给的,又是第一天就急吼吼地行勾引之事,自然让世子不快了。就算是好色,又不是色中饿鬼,哪有这样无名无分就生受了的。
最后自然是统一口径,王妃恩德,念乔不知羞耻。
许是念乔自己受不住,一直昏迷着。大夫只说是要办身后事了。
含章一个人跟着世子忙不过来,于是只能从四喜和水笙中选一个人来帮手。
含章原本选的是四喜的,偏生四喜不乐意。
一来四喜粗枝大叶,在生活起居上定然会出纰漏,二来四喜不识字,在书房虽然清闲,却太过无聊。
四喜宁愿在库房呆着,每日中午带人去大厨房领一院子的饭菜,也不想做些什么秀气活儿。
含章不得已,眼见人情卖不了,只能寻了水笙。
水笙去了书房,其实心中也很忐忑。
她喜欢书,自然愿意去书房,可坏就坏在她识字。摆个识字的丫鬟在书房,这可不犯了大忌。若是丫鬟看懂了那些文书,私自传了出去,可不是死罪。

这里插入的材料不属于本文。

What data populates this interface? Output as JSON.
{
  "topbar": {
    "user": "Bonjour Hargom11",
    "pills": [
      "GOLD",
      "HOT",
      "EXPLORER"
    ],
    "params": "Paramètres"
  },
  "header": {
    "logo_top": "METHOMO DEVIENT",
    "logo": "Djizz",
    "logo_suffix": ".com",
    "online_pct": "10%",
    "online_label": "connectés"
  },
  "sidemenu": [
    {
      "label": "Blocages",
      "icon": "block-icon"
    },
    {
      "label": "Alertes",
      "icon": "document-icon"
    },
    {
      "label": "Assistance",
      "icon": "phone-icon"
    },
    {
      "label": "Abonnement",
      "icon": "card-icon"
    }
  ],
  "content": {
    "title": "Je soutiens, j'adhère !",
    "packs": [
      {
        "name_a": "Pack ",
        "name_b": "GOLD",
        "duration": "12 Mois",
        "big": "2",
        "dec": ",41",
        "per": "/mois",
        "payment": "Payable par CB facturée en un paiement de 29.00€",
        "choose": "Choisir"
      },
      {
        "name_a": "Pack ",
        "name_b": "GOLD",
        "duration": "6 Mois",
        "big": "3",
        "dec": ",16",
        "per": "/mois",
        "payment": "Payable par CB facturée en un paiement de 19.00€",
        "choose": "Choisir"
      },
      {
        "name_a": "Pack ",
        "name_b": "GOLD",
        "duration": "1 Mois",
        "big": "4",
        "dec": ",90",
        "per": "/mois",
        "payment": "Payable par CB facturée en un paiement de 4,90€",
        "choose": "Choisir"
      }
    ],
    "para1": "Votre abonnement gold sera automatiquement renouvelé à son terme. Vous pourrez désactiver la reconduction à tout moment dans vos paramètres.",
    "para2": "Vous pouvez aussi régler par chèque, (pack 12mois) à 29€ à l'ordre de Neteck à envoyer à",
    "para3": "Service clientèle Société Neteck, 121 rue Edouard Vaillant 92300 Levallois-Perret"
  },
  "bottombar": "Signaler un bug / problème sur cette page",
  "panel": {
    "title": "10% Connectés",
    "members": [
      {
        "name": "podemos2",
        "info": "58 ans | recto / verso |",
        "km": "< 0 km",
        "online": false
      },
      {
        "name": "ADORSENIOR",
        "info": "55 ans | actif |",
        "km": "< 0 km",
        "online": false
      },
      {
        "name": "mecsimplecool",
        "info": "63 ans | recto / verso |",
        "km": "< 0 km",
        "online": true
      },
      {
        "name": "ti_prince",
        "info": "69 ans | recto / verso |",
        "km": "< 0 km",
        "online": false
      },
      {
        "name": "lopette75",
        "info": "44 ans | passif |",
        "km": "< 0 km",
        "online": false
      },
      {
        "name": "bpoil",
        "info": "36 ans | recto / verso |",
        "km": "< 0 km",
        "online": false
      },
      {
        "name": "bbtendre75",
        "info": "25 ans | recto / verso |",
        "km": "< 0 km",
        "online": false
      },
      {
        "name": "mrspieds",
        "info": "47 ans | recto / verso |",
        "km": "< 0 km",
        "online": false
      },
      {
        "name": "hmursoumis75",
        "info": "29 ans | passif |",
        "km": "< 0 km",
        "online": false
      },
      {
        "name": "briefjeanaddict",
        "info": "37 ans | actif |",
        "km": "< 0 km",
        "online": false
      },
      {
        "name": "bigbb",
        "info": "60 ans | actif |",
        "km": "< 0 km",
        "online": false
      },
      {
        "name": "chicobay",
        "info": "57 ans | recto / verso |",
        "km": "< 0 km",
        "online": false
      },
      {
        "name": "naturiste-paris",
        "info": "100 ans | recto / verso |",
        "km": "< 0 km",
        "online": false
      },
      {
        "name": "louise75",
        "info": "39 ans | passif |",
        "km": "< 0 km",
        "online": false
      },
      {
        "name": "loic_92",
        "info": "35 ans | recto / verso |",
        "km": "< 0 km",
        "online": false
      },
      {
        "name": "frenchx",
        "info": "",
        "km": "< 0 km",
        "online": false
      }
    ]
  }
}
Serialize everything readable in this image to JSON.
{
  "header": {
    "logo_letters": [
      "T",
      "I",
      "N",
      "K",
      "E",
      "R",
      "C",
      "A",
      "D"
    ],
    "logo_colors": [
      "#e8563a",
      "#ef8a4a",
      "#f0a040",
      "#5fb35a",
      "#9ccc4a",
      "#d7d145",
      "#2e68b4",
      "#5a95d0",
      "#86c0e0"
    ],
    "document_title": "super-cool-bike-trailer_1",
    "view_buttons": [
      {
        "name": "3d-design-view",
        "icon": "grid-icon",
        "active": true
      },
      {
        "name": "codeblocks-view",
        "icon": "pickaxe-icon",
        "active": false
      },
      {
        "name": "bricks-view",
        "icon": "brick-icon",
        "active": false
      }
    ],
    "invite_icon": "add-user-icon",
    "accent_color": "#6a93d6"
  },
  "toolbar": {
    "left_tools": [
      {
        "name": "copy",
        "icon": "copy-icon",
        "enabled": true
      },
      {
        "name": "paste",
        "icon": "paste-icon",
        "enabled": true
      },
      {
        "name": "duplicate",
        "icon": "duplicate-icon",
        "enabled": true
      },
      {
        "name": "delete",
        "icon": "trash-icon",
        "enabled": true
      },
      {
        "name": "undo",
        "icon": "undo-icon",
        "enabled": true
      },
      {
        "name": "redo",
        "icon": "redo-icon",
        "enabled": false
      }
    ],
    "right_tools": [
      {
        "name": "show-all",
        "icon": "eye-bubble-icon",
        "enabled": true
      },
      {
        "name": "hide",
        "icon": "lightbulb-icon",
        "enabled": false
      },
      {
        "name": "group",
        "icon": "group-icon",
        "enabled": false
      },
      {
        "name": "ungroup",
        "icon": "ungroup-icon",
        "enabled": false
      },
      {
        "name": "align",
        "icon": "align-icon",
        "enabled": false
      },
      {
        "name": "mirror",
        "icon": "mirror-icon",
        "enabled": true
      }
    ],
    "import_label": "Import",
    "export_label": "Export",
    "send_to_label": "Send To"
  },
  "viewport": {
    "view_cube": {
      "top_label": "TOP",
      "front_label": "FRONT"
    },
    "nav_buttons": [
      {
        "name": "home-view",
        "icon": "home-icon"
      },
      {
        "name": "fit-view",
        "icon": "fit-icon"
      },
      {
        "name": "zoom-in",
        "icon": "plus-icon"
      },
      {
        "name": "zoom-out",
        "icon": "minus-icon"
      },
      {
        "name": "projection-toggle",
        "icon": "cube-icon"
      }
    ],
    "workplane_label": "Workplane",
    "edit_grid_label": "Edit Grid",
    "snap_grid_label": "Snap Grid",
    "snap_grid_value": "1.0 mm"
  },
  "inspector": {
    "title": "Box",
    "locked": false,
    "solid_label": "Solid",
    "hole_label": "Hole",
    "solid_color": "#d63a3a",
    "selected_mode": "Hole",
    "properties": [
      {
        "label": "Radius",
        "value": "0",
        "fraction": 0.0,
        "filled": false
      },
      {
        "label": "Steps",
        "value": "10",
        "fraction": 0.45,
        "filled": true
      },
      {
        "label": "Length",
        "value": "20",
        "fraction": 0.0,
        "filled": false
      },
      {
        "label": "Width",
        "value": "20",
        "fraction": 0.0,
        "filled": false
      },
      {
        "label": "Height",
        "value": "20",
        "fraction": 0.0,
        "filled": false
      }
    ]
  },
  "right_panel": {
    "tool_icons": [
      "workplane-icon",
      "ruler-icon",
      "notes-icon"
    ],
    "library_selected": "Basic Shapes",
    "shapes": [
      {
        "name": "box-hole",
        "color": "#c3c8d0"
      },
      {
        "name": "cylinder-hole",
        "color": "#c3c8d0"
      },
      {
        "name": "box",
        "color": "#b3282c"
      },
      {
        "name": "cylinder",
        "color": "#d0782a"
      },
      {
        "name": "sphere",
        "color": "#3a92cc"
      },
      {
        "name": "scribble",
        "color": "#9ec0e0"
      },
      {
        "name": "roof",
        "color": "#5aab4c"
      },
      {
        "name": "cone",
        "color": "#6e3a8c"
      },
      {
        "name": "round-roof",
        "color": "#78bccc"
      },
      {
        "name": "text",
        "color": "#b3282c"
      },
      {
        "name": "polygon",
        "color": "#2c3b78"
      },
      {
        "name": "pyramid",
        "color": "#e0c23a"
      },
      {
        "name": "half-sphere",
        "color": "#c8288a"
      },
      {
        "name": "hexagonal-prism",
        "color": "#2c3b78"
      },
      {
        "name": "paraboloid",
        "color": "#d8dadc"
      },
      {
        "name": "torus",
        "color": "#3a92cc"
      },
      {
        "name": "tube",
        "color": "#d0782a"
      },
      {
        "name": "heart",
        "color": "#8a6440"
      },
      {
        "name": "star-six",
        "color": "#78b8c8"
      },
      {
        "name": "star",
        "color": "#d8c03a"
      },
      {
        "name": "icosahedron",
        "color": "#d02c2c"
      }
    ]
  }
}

于是第一天站堂,水笙就选了个靠桌子远远的地方,走上几步就能磨墨,却又看不到世子在写些什么。
就在水笙暗自紧张的时候,陆言骞进来了。
那一瞬间,门透过来的光线被遮了一大半,高大的身影远远和水笙看到的十四岁的人不同。
明亮的光撒在身后,衬得五官的阴影更为犀利诡谲,甚至带着一点阴暗的美丽。然而他生得这样沉稳,又这样俊俏英气。像是开在高山上的寒梅,又像是在水中央的睡莲。
唯一不同的是这寒梅带着刺,而这睡莲藏了毒。
越是美丽就越是可怕。
他穿着一身单薄的蚕丝袍子,光泽水润,贵意盎然,眉眼微挑地这么睨了水笙一眼,几乎把她吓软了脚。
那一刻,她不是怕他凶狠,反倒是怕他对自己太失望,比不上含章吧。
“你叫什么?”
“奴唤水笙。”
陆言骞就点了点头,也没说改名的事情,就坐下来看书了。
“你去把孙子兵法给我拿来。”
水笙按着顺序找了找,很快将孙子兵法递了过去。
陆言骞这才抬头看了她一眼,似乎有些严厉的审视。水笙不敢抬头。
“水笙,你是哪里人?”
“奴是富春县的。”水笙顿了顿,收去了那句感恩。世子是什么人物,岂会因一场相救就会信任她。
陆言骞就没再说话。
水笙其间只添了一回茶,多半时候是在发呆。
陆言骞极少写什么东西,磨好的墨都没用,只喝了两口茶水,看了几本天南地北的书。